After 6000km (not miles) in my M52, M1 0W40 was in the high 11s or low 12s as measured by a lab. After 8000-10,000km GC in the same engine is still in the 12s. All of these samples were lab tested. M1's wear protection was just fine, but I like oils which stay at the viscosity they are supposed to be.

Further, I found all of the engines I had around the early 2000s (BMW M52, Acura Integra with the B18A1, Porsche 968 with the Variocam 3.0L) were all noisy on Mobil1 (0W40 in the BMW, 5W30 in the Integra, 15W50 in the Porsche). If you google "Mobil1 noise" you'll get all kinds of stuff. It affects some people, others don't seem to notice. My M52 was so much quieter on anything that didn't come in an M1 bottle that I switched and am not likely to ever switch back. YMMV. For me the difference in engine noise both idling in the garage and winding it out on the street was unmistakable and dramatic.

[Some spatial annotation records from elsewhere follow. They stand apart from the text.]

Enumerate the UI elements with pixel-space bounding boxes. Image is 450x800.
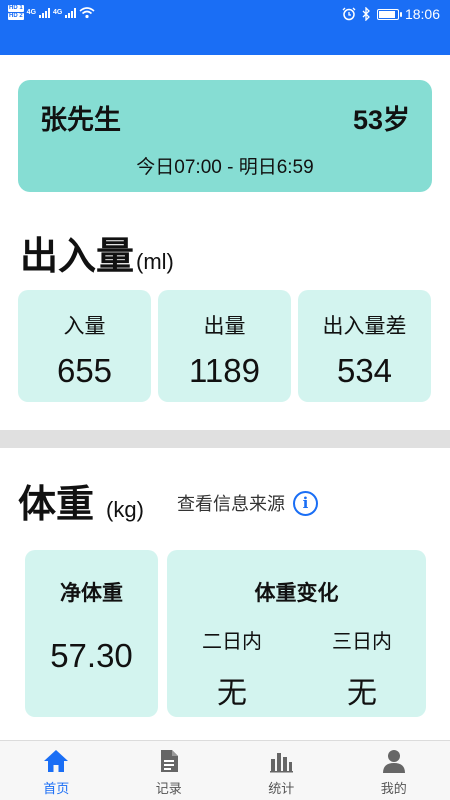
- user-icon: [382, 750, 405, 773]
- three-day-change: 三日内 无: [307, 625, 417, 712]
- home-icon: [44, 750, 69, 772]
- tab-records[interactable]: 记录: [113, 741, 226, 800]
- weight-title: 体重: [18, 484, 95, 526]
- intake-label: 入量: [63, 315, 106, 338]
- balance-card: 出入量差 534: [298, 290, 431, 402]
- network-type-2: 4G: [53, 9, 63, 16]
- battery-icon: [376, 8, 402, 20]
- wifi-icon: [79, 6, 95, 18]
- signal-icon: [65, 7, 77, 18]
- three-day-value: 无: [347, 677, 377, 710]
- patient-card: 张先生 53岁 今日07:00 - 明日6:59: [18, 80, 432, 192]
- bluetooth-icon: [362, 7, 370, 21]
- balance-value: 534: [336, 352, 393, 389]
- patient-name: 张先生: [40, 105, 121, 135]
- view-source-link[interactable]: 查看信息来源 i: [177, 490, 318, 516]
- weight-heading: 体重 (kg): [18, 473, 144, 528]
- weight-change-card: 体重变化 二日内 无 三日内 无: [167, 550, 426, 717]
- intake-output-title: 出入量: [20, 236, 135, 278]
- net-weight-value: 57.30: [50, 637, 133, 674]
- patient-age: 53岁: [352, 105, 410, 135]
- intake-value: 655: [56, 352, 113, 389]
- output-label: 出量: [203, 315, 246, 338]
- tab-home[interactable]: 首页: [0, 741, 113, 800]
- network-type-1: 4G: [26, 9, 37, 16]
- sim1-badge: HD 1: [8, 5, 24, 12]
- tab-profile[interactable]: 我的: [338, 741, 450, 800]
- two-day-label: 二日内: [202, 631, 262, 653]
- output-card: 出量 1189: [158, 290, 291, 402]
- three-day-label: 三日内: [332, 631, 392, 653]
- two-day-value: 无: [217, 677, 247, 710]
- bar-chart-icon: [270, 753, 294, 773]
- sim2-badge: HD 2: [8, 13, 24, 20]
- status-bar: HD 1 HD 2 4G 4G 18:06: [0, 0, 450, 55]
- two-day-change: 二日内 无: [177, 625, 287, 712]
- info-icon[interactable]: i: [293, 490, 318, 516]
- net-weight-card: 净体重 57.30: [25, 550, 158, 717]
- tab-records-label: 记录: [155, 781, 182, 796]
- record-period: 今日07:00 - 明日6:59: [136, 157, 314, 178]
- bottom-tab-bar: 首页 记录 统计 我的: [0, 740, 450, 800]
- intake-output-heading: 出入量 (ml): [20, 225, 174, 280]
- tab-statistics-label: 统计: [268, 781, 295, 796]
- view-source-label: 查看信息来源: [177, 494, 285, 514]
- balance-label: 出入量差: [322, 315, 407, 338]
- section-divider: [0, 430, 450, 448]
- weight-change-title: 体重变化: [254, 582, 339, 605]
- tab-home-label: 首页: [43, 781, 70, 796]
- document-icon: [160, 750, 178, 772]
- signal-icon: [39, 7, 51, 18]
- tab-profile-label: 我的: [380, 781, 407, 796]
- alarm-icon: [342, 7, 356, 21]
- tab-statistics[interactable]: 统计: [225, 741, 338, 800]
- output-value: 1189: [189, 352, 260, 389]
- weight-unit: (kg): [106, 497, 144, 522]
- network-indicators: HD 1 HD 2 4G 4G: [8, 5, 95, 20]
- intake-card: 入量 655: [18, 290, 151, 402]
- intake-output-unit: (ml): [136, 249, 174, 274]
- net-weight-label: 净体重: [60, 582, 123, 605]
- clock-time: 18:06: [404, 6, 440, 22]
- system-indicators: 18:06: [342, 6, 440, 22]
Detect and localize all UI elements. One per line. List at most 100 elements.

Something to keep in mind - dino oils are WAY better than they used to be. Unless you have extreme cold temperatures where you need an oil that's thin in very cold temperatures but still "tough enough" for European specs when up to temp, or you want to run long dealer-style change intervals synthetics aren't truly necessary in most cases. Direct injection engines cause concern as well because in North American tune most of them run rich and contaminate the oil with fuel (basically pouring a solvent into your motor oil). If you're under warranty, don't fool around and just use something that says BMW LL-01 on the bottle (I recommend GC).

My favourite oil in my M52 was Shell Rotella-T 15W40 dino HDEO. Smooth, quiet, cheap, great lab results. I could only run it in the summer, and you couldn't run a full CBS oil change interval but the lab confirmed great results and lots of oil life left changing between 8,000km and 10,000km. Second favourite was Rotella T6 5W40 group III synthetic. That I can run all year round though it's not quiet as smooth and quiet as T.

I'll probably start running Rotella in my N52 this summer (extended warranty expires). Right now I'm running GC.

Some people really like the BMW dealer oil. My dad ran that in his mostly-highway M62TU at half the dealer interval (an extra oil change mid-way between when the car said it needed changing). There were red deposits and staining all over, top end ticking, bottom end knocking, VANOS noises - the thing sounded like a diesel. We did a driveway oil change to GC and on restart 75% of the noises were gone. We had to run a bit of a cleanup regimen but we eliminated the VANOS and all other noises and it purred like a kitten within a few months.